BXG Blog

The Joy of Backwards Compatibility

Today I updated my blog generator for the first time since around 2015. After I missed a couple of releases, I had been afraid to touch it, since you never know how much of a time sink a major upgrade will be. Now that CentOS 7 supports python 3 and python 2 is officially a zombie, I figured I better get things back into a supportable state.

Well, I have good news: The Pelican folks have done an amazing job with backwards compatibility. Other than changing a few paths to point to the new installation, not a single thing broke!

On the topic of backwards compatiblity, I also decided to rename my content files to include the date. I wrote a quick bash one-liner that extracted the Date header from each article and renamed the file to include the date portion at the front of the name.
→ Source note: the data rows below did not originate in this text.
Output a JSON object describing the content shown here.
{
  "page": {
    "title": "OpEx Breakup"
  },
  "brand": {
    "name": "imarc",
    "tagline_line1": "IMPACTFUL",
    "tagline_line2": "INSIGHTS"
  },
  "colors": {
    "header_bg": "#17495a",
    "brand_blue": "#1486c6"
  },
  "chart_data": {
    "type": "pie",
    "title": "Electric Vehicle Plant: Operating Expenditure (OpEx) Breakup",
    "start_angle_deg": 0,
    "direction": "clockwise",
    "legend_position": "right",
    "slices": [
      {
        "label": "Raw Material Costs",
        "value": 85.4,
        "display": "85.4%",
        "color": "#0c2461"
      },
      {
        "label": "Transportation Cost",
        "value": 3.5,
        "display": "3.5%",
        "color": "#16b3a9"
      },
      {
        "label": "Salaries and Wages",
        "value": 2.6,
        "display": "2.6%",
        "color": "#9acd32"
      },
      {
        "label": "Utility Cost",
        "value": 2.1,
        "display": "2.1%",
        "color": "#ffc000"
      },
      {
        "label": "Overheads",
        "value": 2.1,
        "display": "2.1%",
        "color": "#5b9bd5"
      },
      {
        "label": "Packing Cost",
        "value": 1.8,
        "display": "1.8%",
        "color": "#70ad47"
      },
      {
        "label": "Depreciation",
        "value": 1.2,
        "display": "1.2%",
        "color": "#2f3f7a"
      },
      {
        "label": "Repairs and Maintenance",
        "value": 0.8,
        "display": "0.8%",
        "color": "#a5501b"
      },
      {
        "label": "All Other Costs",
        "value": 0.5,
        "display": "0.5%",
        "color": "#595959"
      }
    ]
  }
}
After regenerating the site into a temporary directory, everything initially looked fine, so I updated the main site.

That was easy, right? Not so fast: I suddenly had a bunch of broken links. Pelican allows you to cross-link articles by referring to the local file name, and I had forgotten this when I renamed all the files. Luckily there weren’t very many, so it was easy to grep for {filename} and fix them all by hand. The externally visible URL paths hadn’t changed, since I learned that lesson during the previous blog upgrade.

There are a couple of possible lessons here:

  • Hooray for good backwards compatibility! Pelican made my life a lot easier with such a smooth upgrade.
  • Hooray for the power of the shell! I was able to rename all my files with a bash one-liner and fix all the broken links with a couple of grep and vim calls. No real programming needed.
  • Hooray for encapsulation! By keeping the public URL paths separate from the local filenames, I don’t have to update any external links after renaming everything.
  • This is an instance where a database might have helped. There would be no need to rename files if I could trivially sort database queries by date. Since I can’t put every piece of metadata into the filename, this might apply again in the future. On the other hand, it’s a lot easier to move files around (or write a quick perl script) than to redesign a database schema if it turns out not to include an important piece of data.